Although inevitable, this well-publicized decision has nevertheless created quite a stir in workers' compensation circles. The big winners are applicants' attorneys, at least at this point, who can circulate the opinion and its rationale to their members and start making zeros profitable for themselves again.

The other big winner, unfortunately, is the Commission on Health and Safety and Workers' Compensation, which will more loudly sound the alarm that their schedule should be adopted and considered conclusive proof of the nature and extent of disability. Neither of these results should be considered comforting.

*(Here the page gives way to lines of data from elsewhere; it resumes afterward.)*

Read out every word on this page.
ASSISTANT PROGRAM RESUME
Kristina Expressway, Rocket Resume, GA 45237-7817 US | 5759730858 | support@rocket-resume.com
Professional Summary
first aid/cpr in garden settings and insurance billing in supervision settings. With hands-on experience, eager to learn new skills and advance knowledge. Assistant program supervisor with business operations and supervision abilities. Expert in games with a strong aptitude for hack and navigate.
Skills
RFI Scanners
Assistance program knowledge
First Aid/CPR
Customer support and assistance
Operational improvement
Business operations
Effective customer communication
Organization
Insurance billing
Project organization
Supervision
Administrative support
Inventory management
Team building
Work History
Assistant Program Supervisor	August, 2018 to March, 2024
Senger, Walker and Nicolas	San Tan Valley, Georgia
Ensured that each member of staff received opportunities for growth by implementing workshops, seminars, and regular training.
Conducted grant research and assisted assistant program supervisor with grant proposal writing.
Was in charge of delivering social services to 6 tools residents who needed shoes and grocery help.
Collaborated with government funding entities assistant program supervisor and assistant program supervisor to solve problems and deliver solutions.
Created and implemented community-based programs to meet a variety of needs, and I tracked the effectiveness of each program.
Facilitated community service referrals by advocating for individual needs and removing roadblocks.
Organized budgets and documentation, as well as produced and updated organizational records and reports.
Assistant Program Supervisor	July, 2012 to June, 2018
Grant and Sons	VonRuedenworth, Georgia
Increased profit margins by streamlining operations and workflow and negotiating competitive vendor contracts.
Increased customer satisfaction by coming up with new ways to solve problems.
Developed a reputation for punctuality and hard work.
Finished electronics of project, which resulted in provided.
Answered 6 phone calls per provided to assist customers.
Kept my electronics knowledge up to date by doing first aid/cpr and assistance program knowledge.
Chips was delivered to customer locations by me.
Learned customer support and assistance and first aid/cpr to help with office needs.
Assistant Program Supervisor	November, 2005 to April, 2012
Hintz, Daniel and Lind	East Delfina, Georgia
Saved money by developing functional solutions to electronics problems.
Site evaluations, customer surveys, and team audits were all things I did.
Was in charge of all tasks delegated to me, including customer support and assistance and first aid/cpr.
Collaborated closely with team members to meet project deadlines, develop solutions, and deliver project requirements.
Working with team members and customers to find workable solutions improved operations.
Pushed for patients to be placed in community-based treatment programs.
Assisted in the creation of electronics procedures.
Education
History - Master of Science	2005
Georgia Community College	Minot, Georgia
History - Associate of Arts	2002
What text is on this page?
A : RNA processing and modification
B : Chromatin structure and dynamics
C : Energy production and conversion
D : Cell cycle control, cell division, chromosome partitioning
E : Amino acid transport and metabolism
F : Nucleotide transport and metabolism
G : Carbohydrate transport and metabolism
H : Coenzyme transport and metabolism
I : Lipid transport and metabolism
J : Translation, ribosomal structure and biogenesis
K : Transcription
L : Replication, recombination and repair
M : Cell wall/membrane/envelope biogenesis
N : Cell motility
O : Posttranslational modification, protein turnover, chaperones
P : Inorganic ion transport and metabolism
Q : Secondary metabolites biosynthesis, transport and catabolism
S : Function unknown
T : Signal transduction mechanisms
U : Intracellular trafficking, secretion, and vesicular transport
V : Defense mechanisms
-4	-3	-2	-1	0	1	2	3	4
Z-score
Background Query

The Navarro case points to a number of flaws still plaguing the California workers' compensation system. First and foremost is lack of real oversight and inconsistent decision-making by workers' compensation judges.

If State Compensation Insurance Fund decides not to ask for reconsideration of this opinion, it will have no official precedential effect, and simply will be one case in the thousands that quietly go away through settlement or award even though its underlying legal rationale is profoundly suspect.

Although remedies certainly exist for challenging questionable legal decisions case by case, no adequate mechanism exists to hold judges to account who regularly and repeatedly issue decisions clearly contrary to the law. Were this the case of a Superior Court judge, a complaint before the Commission on Judicial Performance could be filed. But that body has no jurisdiction over workers' compensation judges.

The second problem this case exposes is the Appeals Board's failure to bring clarity to the system through its authority to regulate and prescribe the nature and extent of proofs and evidence. Were the Board to assume such a role, much of the debate over what proofs are allowable to show disability in the new system could be alleviated. It certainly would be helpful in medical evidence, where providers and payers alike still fly blind.

Meanwhile, try as the Division of Workers' Compensation might, real-world dynamics of this system play out ad hoc before workers' compensation judges across the state. In one jurisdiction, a judge decided that providing immediate medical treatment was retroactive. In others, ACOEM guidelines are overturned even in cases where ACOEM sets forth what is supposed to be the presumptively correct method of providing treatment. And you still have Navarro, waiting to play out, one hopes, before a higher tribunal.

These trends likely are lost on advocates who continue to claim the world came to a crashing end on April 19, 2004 when SB 899 was signed into law. Not burdened by facts, their arguments still resonate with equally uninformed legislators, some of whom even decry the results of legislation they themselves authored.

If there is one message that Navarro should bring home to the business community, it is that regardless of the level of impairment, no injured worker should be labeled a "zero." It is a trap the feckless Commission has allowed everyone to fall into—everyone, that is, except one workers' compensation judge who, for the moment, has turned the system on its ear.